Bayer sells 11 percent of Covestro for 1.46 billion euros

FRANKFURT (Reuters) - Drugmaker Bayer (BAYGn.DE) has sold 1.46 billion euros ($1.5 billion) of shares in its chemicals subsidiary Covestro (1COV.DE), cutting its stake to 53.3 percent as it raises cash for its takeover of seeds maker Monsanto MON.N.

The logo of Bayer AG is pictured at the Bayer Healthcare subgroup production plant in Wuppertal, Germany February 24, 2014. REUTERS/Ina Fassbender/File Photo

The sale of 22 million shares, or 10.9 percent of Covestro’s capital, at 66.50 euros each to institutional investors, puts the chemicals maker on track to enter Germany’s blue-chip index as it boosted the amount of shares that can be openly traded.

Shares in Covestro, the maker of transparent plastics, foam chemicals and coatings ingredients that Bayer listed in October, hit a record high of 73.27 euros last week, more than three times their initial offer price of 24 euros.

The shares were down 6.9 percent at 66.2 euros at 1122 GMT on Wednesday, just below the price of the block trade that Bayer placed late the evening before.

Bayer reiterated that while it will keep a majority stake for now it still intends to sell all of its Covestro shares over the next few years.

Analysts at Kepler Cheuvreux and DZ Bank said Covestro was on track to join the DAX .GDAXI index of Germany's 30 largest listed companies soon.

“While the shares might react negatively initially, we are under the impression that many investors will welcome the significantly higher free float - also making Covestro a key candidate for the blue-chip DAX 30 index,” Kepler Cheuvreux analyst Christian Faitz said.

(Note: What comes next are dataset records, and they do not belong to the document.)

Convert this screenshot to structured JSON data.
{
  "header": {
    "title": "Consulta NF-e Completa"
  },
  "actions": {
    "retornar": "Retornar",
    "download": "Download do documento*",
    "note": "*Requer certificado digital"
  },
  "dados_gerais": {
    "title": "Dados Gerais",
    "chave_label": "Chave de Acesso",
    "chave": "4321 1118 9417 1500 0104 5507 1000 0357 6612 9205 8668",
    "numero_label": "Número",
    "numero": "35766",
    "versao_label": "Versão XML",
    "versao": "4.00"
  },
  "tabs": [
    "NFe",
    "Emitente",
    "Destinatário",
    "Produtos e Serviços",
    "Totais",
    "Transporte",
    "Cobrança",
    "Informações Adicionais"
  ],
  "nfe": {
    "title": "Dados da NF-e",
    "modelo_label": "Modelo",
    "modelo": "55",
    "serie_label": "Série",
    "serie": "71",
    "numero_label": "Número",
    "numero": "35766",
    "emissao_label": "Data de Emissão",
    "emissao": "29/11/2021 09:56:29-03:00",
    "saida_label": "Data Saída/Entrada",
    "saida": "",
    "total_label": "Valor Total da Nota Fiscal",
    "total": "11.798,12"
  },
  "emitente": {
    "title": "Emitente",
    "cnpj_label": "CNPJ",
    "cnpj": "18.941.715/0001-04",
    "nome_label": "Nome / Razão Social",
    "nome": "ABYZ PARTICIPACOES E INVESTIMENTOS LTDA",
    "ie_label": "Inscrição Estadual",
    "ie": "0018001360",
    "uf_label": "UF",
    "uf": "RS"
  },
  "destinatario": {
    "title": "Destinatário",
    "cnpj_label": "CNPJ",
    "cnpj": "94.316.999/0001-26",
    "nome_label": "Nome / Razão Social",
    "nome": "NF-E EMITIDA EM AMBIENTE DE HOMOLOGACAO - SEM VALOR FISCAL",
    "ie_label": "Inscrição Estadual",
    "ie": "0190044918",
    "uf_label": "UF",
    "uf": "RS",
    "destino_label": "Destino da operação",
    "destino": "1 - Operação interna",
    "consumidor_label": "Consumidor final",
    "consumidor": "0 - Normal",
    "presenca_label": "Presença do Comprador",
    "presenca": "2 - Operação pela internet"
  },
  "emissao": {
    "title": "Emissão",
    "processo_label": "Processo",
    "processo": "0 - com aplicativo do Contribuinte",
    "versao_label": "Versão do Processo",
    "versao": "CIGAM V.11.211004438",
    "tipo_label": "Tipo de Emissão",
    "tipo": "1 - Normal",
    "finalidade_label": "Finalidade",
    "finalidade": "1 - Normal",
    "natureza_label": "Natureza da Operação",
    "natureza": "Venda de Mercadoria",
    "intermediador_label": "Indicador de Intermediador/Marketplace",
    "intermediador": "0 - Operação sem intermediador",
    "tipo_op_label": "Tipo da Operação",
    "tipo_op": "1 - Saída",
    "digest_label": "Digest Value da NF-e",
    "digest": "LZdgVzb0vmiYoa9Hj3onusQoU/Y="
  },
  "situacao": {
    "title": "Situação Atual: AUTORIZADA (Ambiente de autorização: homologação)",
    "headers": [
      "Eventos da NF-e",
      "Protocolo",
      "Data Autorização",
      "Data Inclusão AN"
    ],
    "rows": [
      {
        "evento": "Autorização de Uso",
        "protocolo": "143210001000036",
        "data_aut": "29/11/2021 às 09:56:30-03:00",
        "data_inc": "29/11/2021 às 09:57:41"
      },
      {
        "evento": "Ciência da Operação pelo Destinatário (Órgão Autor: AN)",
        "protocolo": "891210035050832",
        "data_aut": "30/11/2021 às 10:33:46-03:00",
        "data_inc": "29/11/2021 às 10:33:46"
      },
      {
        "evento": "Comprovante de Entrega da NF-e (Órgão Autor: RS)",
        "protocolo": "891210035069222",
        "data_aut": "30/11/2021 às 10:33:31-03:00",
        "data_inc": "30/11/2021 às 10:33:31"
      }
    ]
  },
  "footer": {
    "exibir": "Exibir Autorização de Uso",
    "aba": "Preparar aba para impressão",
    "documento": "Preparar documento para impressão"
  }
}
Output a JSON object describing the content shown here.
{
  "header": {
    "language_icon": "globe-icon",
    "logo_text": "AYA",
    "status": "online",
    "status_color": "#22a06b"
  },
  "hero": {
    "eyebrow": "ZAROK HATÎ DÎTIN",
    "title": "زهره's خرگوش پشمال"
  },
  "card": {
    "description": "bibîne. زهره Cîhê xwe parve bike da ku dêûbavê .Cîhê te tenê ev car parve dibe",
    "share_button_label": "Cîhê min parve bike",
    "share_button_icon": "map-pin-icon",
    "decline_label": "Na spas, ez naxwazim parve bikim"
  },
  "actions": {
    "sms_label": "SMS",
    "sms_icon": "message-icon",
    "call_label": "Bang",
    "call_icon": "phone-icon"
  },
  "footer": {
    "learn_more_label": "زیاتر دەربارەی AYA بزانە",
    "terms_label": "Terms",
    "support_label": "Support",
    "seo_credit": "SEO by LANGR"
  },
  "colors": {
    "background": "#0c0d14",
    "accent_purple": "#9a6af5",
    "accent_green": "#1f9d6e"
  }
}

The proceeds will come in handy as Bayer raises debt and equity financing for its $66 billion takeover of Monsanto, which will the biggest deal ever to be paid for in cash.

Bayer placed 4 billion euros in mandatory convertible notes in November, part of a plan to raise $19 billion worth of fresh equity capital.

Covestro shares have outperformed rivals because the company has benefited from high investment under Bayer’s ownership and an increase in demand for its chemicals has translated into higher utilization rates at its factories.

In addition, rivals in foam chemicals have suffered technical setbacks and outages, in turn boosting global prices.